Pulitzer Prize winning journalist and author Carl Bernstein

Pulitzer Prize winning journalist and author Carl Bernstein will join the faculty at Stony Brook University as visiting presidential professor. Credit: handout

Journalist Carl Bernstein of Watergate fame will tackle a two-year project -- Stony Brook University, where he'll take on students who weren't even born when he exposed scandals, including the one that brought down a U.S. president.

Starting next month, the 1973 Pulitzer Prize winner and author will co-teach a course titled "Press and the Presidency," guest lecture on news literacy and speak in a series of free, public lectures. "I love speaking to young people," Bernstein said.

At the age of 69, Bernstein said in a brief interview that he wants to share personal experiences on issues he's passionate about, especially on the times that shaped the nation.

His courses will have seats reserved for students in other majors. Bernstein said this interdisciplinary approach attracted him to Stony Brook, which he lauded for "breaking the traditional academic mold."

"I've known for a while that I want to do more teaching, but I was determined not to be pigeonholed in a single academic department or discipline," Bernstein said in a news release.

"The idea was to develop an interdisciplinary agenda, focused on the history and politics and culture of America and its place in the world, from the 1950s to the present."

The professor-to-be will help raise money for the school.

Stony Brook University's president, Dr.

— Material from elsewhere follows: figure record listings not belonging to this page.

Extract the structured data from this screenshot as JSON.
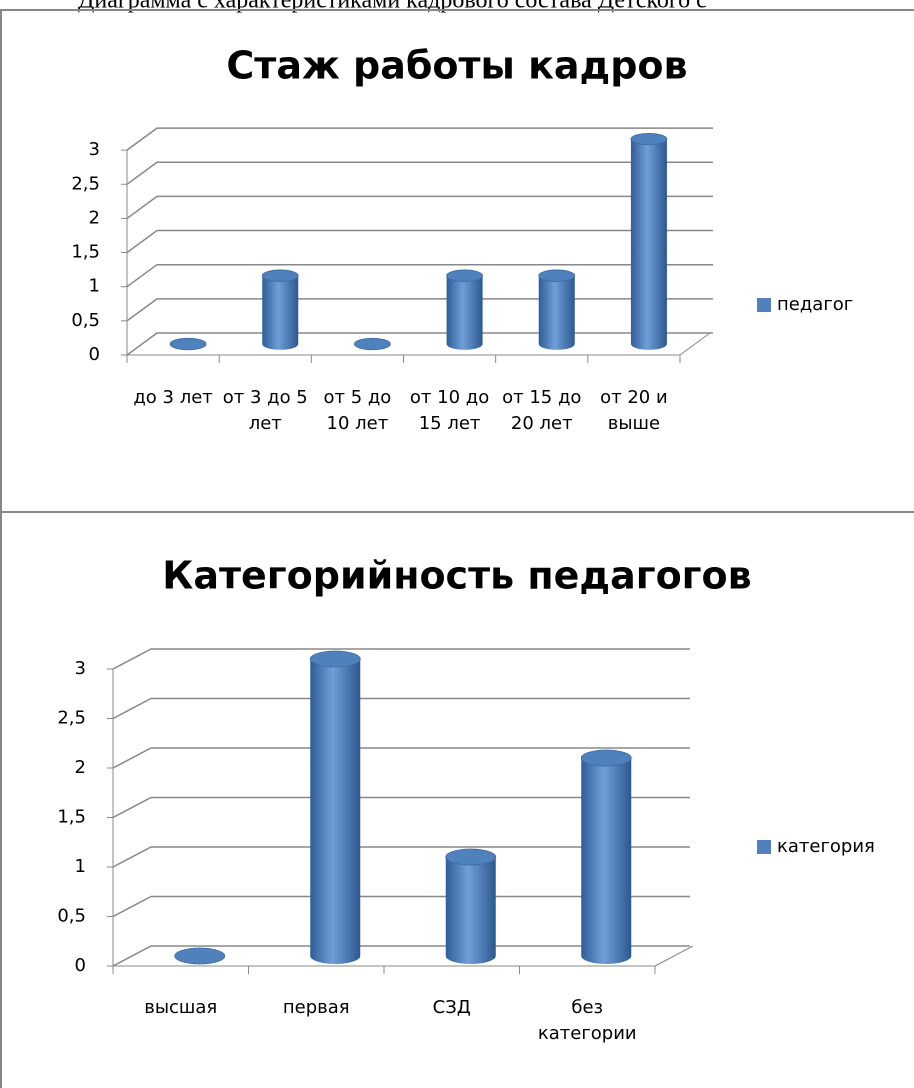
{
  "header_text": "Диаграмма с характеристиками кадрового состава Детского с",
  "chart_data": [
    {
      "type": "bar",
      "title": "Стаж работы кадров",
      "categories": [
        "до 3 лет",
        "от 3 до 5 лет",
        "от 5 до 10 лет",
        "от 10 до 15 лет",
        "от 15 до 20 лет",
        "от 20 и выше"
      ],
      "series": [
        {
          "name": "педагог",
          "color": "#4f81bd",
          "values": [
            0,
            1,
            0,
            1,
            1,
            3
          ]
        }
      ],
      "ylim": [
        0,
        3
      ],
      "yticks": [
        0,
        {
          "value": 0.5,
          "label": "0,5"
        },
        1,
        {
          "value": 1.5,
          "label": "1,5"
        },
        2,
        {
          "value": 2.5,
          "label": "2,5"
        },
        3
      ],
      "grid": true,
      "legend": "right"
    },
    {
      "type": "bar",
      "title": "Категорийность педагогов",
      "categories": [
        "высшая",
        "первая",
        "СЗД",
        "без категории"
      ],
      "series": [
        {
          "name": "категория",
          "color": "#4f81bd",
          "values": [
            0,
            3,
            1,
            2
          ]
        }
      ],
      "ylim": [
        0,
        3
      ],
      "yticks": [
        0,
        {
          "value": 0.5,
          "label": "0,5"
        },
        1,
        {
          "value": 1.5,
          "label": "1,5"
        },
        2,
        {
          "value": 2.5,
          "label": "2,5"
        },
        3
      ],
      "grid": true,
      "legend": "right"
    }
  ]
}
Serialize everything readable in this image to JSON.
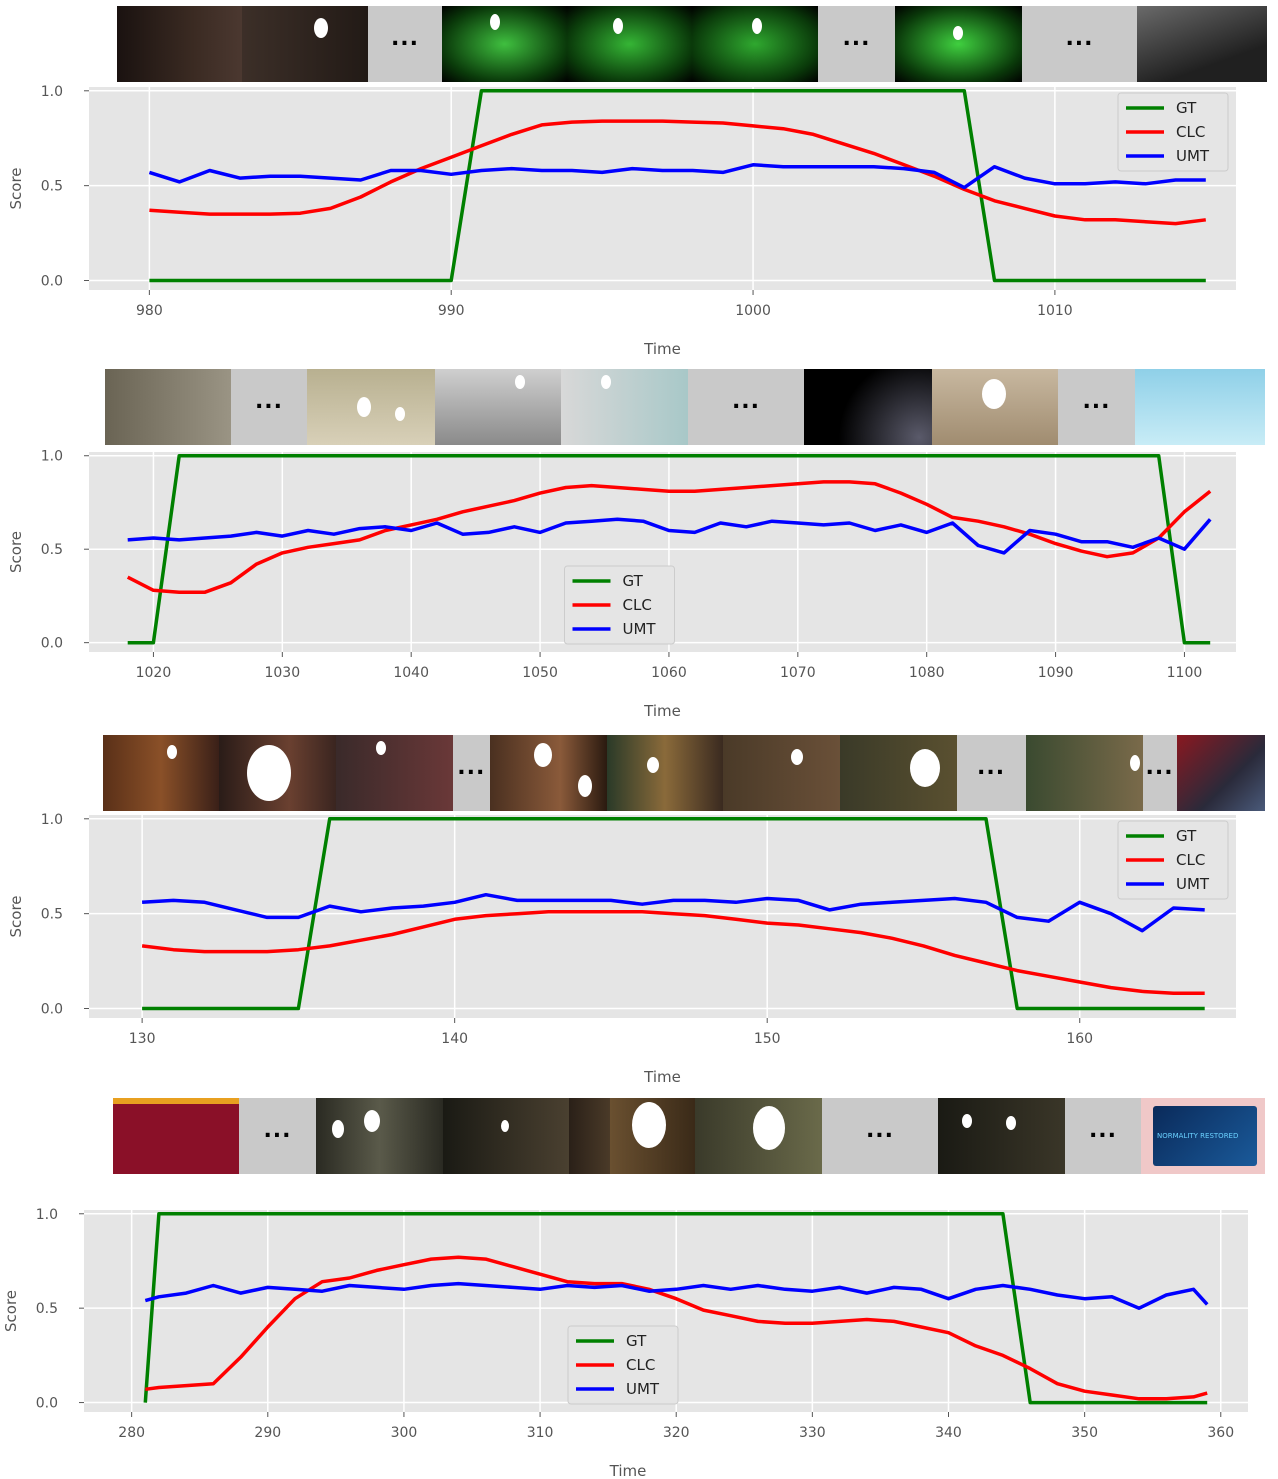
{
  "colors": {
    "gt": "#008000",
    "clc": "#ff0000",
    "umt": "#0000ff",
    "plot_bg": "#e5e5e5",
    "grid": "#ffffff"
  },
  "chart_data": [
    {
      "type": "line",
      "xlabel": "Time",
      "ylabel": "Score",
      "xlim": [
        978,
        1016
      ],
      "ylim": [
        -0.05,
        1.02
      ],
      "xticks": [
        980,
        990,
        1000,
        1010
      ],
      "yticks": [
        "0.0",
        "0.5",
        "1.0"
      ],
      "legend": "top-right",
      "thumbnail_frames": [
        "dark-corridor",
        "person-at-door",
        "ellipsis",
        "night-vision-1",
        "night-vision-2",
        "night-vision-3",
        "ellipsis",
        "night-vision-4",
        "ellipsis",
        "dim-room"
      ],
      "x": [
        980,
        981,
        982,
        983,
        984,
        985,
        986,
        987,
        988,
        989,
        990,
        991,
        992,
        993,
        994,
        995,
        996,
        997,
        998,
        999,
        1000,
        1001,
        1002,
        1003,
        1004,
        1005,
        1006,
        1007,
        1008,
        1009,
        1010,
        1011,
        1012,
        1013,
        1014,
        1015
      ],
      "series": [
        {
          "name": "GT",
          "values": [
            0,
            0,
            0,
            0,
            0,
            0,
            0,
            0,
            0,
            0,
            0,
            1,
            1,
            1,
            1,
            1,
            1,
            1,
            1,
            1,
            1,
            1,
            1,
            1,
            1,
            1,
            1,
            1,
            0,
            0,
            0,
            0,
            0,
            0,
            0,
            0
          ]
        },
        {
          "name": "CLC",
          "values": [
            0.37,
            0.36,
            0.35,
            0.35,
            0.35,
            0.355,
            0.38,
            0.44,
            0.52,
            0.59,
            0.65,
            0.71,
            0.77,
            0.82,
            0.835,
            0.84,
            0.84,
            0.84,
            0.835,
            0.83,
            0.815,
            0.8,
            0.77,
            0.72,
            0.67,
            0.61,
            0.55,
            0.48,
            0.42,
            0.38,
            0.34,
            0.32,
            0.32,
            0.31,
            0.3,
            0.32
          ]
        },
        {
          "name": "UMT",
          "values": [
            0.57,
            0.52,
            0.58,
            0.54,
            0.55,
            0.55,
            0.54,
            0.53,
            0.58,
            0.58,
            0.56,
            0.58,
            0.59,
            0.58,
            0.58,
            0.57,
            0.59,
            0.58,
            0.58,
            0.57,
            0.61,
            0.6,
            0.6,
            0.6,
            0.6,
            0.59,
            0.57,
            0.49,
            0.6,
            0.54,
            0.51,
            0.51,
            0.52,
            0.51,
            0.53,
            0.53
          ]
        }
      ]
    },
    {
      "type": "line",
      "xlabel": "Time",
      "ylabel": "Score",
      "xlim": [
        1015,
        1104
      ],
      "ylim": [
        -0.05,
        1.02
      ],
      "xticks": [
        1020,
        1030,
        1040,
        1050,
        1060,
        1070,
        1080,
        1090,
        1100
      ],
      "yticks": [
        "0.0",
        "0.5",
        "1.0"
      ],
      "legend": "bottom-center",
      "thumbnail_frames": [
        "hallway-figure",
        "ellipsis",
        "crowd-room",
        "lab-group",
        "control-panel",
        "ellipsis",
        "space-view",
        "person-seated",
        "ellipsis",
        "snow-field"
      ],
      "x": [
        1018,
        1020,
        1022,
        1024,
        1026,
        1028,
        1030,
        1032,
        1034,
        1036,
        1038,
        1040,
        1042,
        1044,
        1046,
        1048,
        1050,
        1052,
        1054,
        1056,
        1058,
        1060,
        1062,
        1064,
        1066,
        1068,
        1070,
        1072,
        1074,
        1076,
        1078,
        1080,
        1082,
        1084,
        1086,
        1088,
        1090,
        1092,
        1094,
        1096,
        1098,
        1100,
        1102
      ],
      "series": [
        {
          "name": "GT",
          "values": [
            0,
            0,
            1,
            1,
            1,
            1,
            1,
            1,
            1,
            1,
            1,
            1,
            1,
            1,
            1,
            1,
            1,
            1,
            1,
            1,
            1,
            1,
            1,
            1,
            1,
            1,
            1,
            1,
            1,
            1,
            1,
            1,
            1,
            1,
            1,
            1,
            1,
            1,
            1,
            1,
            1,
            0,
            0
          ]
        },
        {
          "name": "CLC",
          "values": [
            0.35,
            0.28,
            0.27,
            0.27,
            0.32,
            0.42,
            0.48,
            0.51,
            0.53,
            0.55,
            0.6,
            0.63,
            0.66,
            0.7,
            0.73,
            0.76,
            0.8,
            0.83,
            0.84,
            0.83,
            0.82,
            0.81,
            0.81,
            0.82,
            0.83,
            0.84,
            0.85,
            0.86,
            0.86,
            0.85,
            0.8,
            0.74,
            0.67,
            0.65,
            0.62,
            0.58,
            0.53,
            0.49,
            0.46,
            0.48,
            0.56,
            0.7,
            0.81
          ]
        },
        {
          "name": "UMT",
          "values": [
            0.55,
            0.56,
            0.55,
            0.56,
            0.57,
            0.59,
            0.57,
            0.6,
            0.58,
            0.61,
            0.62,
            0.6,
            0.64,
            0.58,
            0.59,
            0.62,
            0.59,
            0.64,
            0.65,
            0.66,
            0.65,
            0.6,
            0.59,
            0.64,
            0.62,
            0.65,
            0.64,
            0.63,
            0.64,
            0.6,
            0.63,
            0.59,
            0.64,
            0.52,
            0.48,
            0.6,
            0.58,
            0.54,
            0.54,
            0.51,
            0.56,
            0.5,
            0.66
          ]
        }
      ]
    },
    {
      "type": "line",
      "xlabel": "Time",
      "ylabel": "Score",
      "xlim": [
        128.3,
        165
      ],
      "ylim": [
        -0.05,
        1.02
      ],
      "xticks": [
        130,
        140,
        150,
        160
      ],
      "yticks": [
        "0.0",
        "0.5",
        "1.0"
      ],
      "legend": "top-right",
      "thumbnail_frames": [
        "party-crowd",
        "close-up-face",
        "festive-room",
        "ellipsis",
        "couple-scene",
        "bar-interior",
        "bar-man",
        "man-closeup",
        "ellipsis",
        "bar-wide",
        "ellipsis",
        "red-abstract"
      ],
      "x": [
        130,
        131,
        132,
        133,
        134,
        135,
        136,
        137,
        138,
        139,
        140,
        141,
        142,
        143,
        144,
        145,
        146,
        147,
        148,
        149,
        150,
        151,
        152,
        153,
        154,
        155,
        156,
        157,
        158,
        159,
        160,
        161,
        162,
        163,
        164
      ],
      "series": [
        {
          "name": "GT",
          "values": [
            0,
            0,
            0,
            0,
            0,
            0,
            1,
            1,
            1,
            1,
            1,
            1,
            1,
            1,
            1,
            1,
            1,
            1,
            1,
            1,
            1,
            1,
            1,
            1,
            1,
            1,
            1,
            1,
            0,
            0,
            0,
            0,
            0,
            0,
            0
          ]
        },
        {
          "name": "CLC",
          "values": [
            0.33,
            0.31,
            0.3,
            0.3,
            0.3,
            0.31,
            0.33,
            0.36,
            0.39,
            0.43,
            0.47,
            0.49,
            0.5,
            0.51,
            0.51,
            0.51,
            0.51,
            0.5,
            0.49,
            0.47,
            0.45,
            0.44,
            0.42,
            0.4,
            0.37,
            0.33,
            0.28,
            0.24,
            0.2,
            0.17,
            0.14,
            0.11,
            0.09,
            0.08,
            0.08
          ]
        },
        {
          "name": "UMT",
          "values": [
            0.56,
            0.57,
            0.56,
            0.52,
            0.48,
            0.48,
            0.54,
            0.51,
            0.53,
            0.54,
            0.56,
            0.6,
            0.57,
            0.57,
            0.57,
            0.57,
            0.55,
            0.57,
            0.57,
            0.56,
            0.58,
            0.57,
            0.52,
            0.55,
            0.56,
            0.57,
            0.58,
            0.56,
            0.48,
            0.46,
            0.56,
            0.5,
            0.41,
            0.53,
            0.52
          ]
        }
      ]
    },
    {
      "type": "line",
      "xlabel": "Time",
      "ylabel": "Score",
      "xlim": [
        276.5,
        362
      ],
      "ylim": [
        -0.05,
        1.02
      ],
      "xticks": [
        280,
        290,
        300,
        310,
        320,
        330,
        340,
        350,
        360
      ],
      "yticks": [
        "0.0",
        "0.5",
        "1.0"
      ],
      "legend": "bottom-center",
      "thumbnail_frames": [
        "cartoon-frame",
        "ellipsis",
        "dark-creature",
        "dim-hall",
        "dark-room",
        "face-closeup",
        "creature-closeup",
        "ellipsis",
        "corridor-figure",
        "ellipsis",
        "screen-display"
      ],
      "screen_text": "NORMALITY RESTORED",
      "x": [
        281,
        282,
        284,
        286,
        288,
        290,
        292,
        294,
        296,
        298,
        300,
        302,
        304,
        306,
        308,
        310,
        312,
        314,
        316,
        318,
        320,
        322,
        324,
        326,
        328,
        330,
        332,
        334,
        336,
        338,
        340,
        342,
        344,
        346,
        348,
        350,
        352,
        354,
        356,
        358,
        359
      ],
      "series": [
        {
          "name": "GT",
          "values": [
            0,
            1,
            1,
            1,
            1,
            1,
            1,
            1,
            1,
            1,
            1,
            1,
            1,
            1,
            1,
            1,
            1,
            1,
            1,
            1,
            1,
            1,
            1,
            1,
            1,
            1,
            1,
            1,
            1,
            1,
            1,
            1,
            1,
            0,
            0,
            0,
            0,
            0,
            0,
            0,
            0
          ]
        },
        {
          "name": "CLC",
          "values": [
            0.07,
            0.08,
            0.09,
            0.1,
            0.24,
            0.4,
            0.55,
            0.64,
            0.66,
            0.7,
            0.73,
            0.76,
            0.77,
            0.76,
            0.72,
            0.68,
            0.64,
            0.63,
            0.63,
            0.6,
            0.55,
            0.49,
            0.46,
            0.43,
            0.42,
            0.42,
            0.43,
            0.44,
            0.43,
            0.4,
            0.37,
            0.3,
            0.25,
            0.18,
            0.1,
            0.06,
            0.04,
            0.02,
            0.02,
            0.03,
            0.05
          ]
        },
        {
          "name": "UMT",
          "values": [
            0.54,
            0.56,
            0.58,
            0.62,
            0.58,
            0.61,
            0.6,
            0.59,
            0.62,
            0.61,
            0.6,
            0.62,
            0.63,
            0.62,
            0.61,
            0.6,
            0.62,
            0.61,
            0.62,
            0.59,
            0.6,
            0.62,
            0.6,
            0.62,
            0.6,
            0.59,
            0.61,
            0.58,
            0.61,
            0.6,
            0.55,
            0.6,
            0.62,
            0.6,
            0.57,
            0.55,
            0.56,
            0.5,
            0.57,
            0.6,
            0.52
          ]
        }
      ]
    }
  ]
}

Samuel L. Stanley Jr., called Bernstein an "American icon."

"Coupled with his perspective as a great historian," Stanley said, "he brings to bear an incisive view of what is happening in the world today."

Bernstein, who lives in Manhattan and the Hamptons, never graduated from college, having dropped out from the University of Maryland.

But he was taught by the big stories of the day; a World War II baby who lived through the civil rights and Vietnam eras.

He and Bob Woodward were Washington Post reporters in 1972 when they exposed the Watergate office break-ins tied to President Richard M. Nixon, who resigned to avoid impeachment.

Since then, Bernstein has written about other abuses of power and about high-profile figures.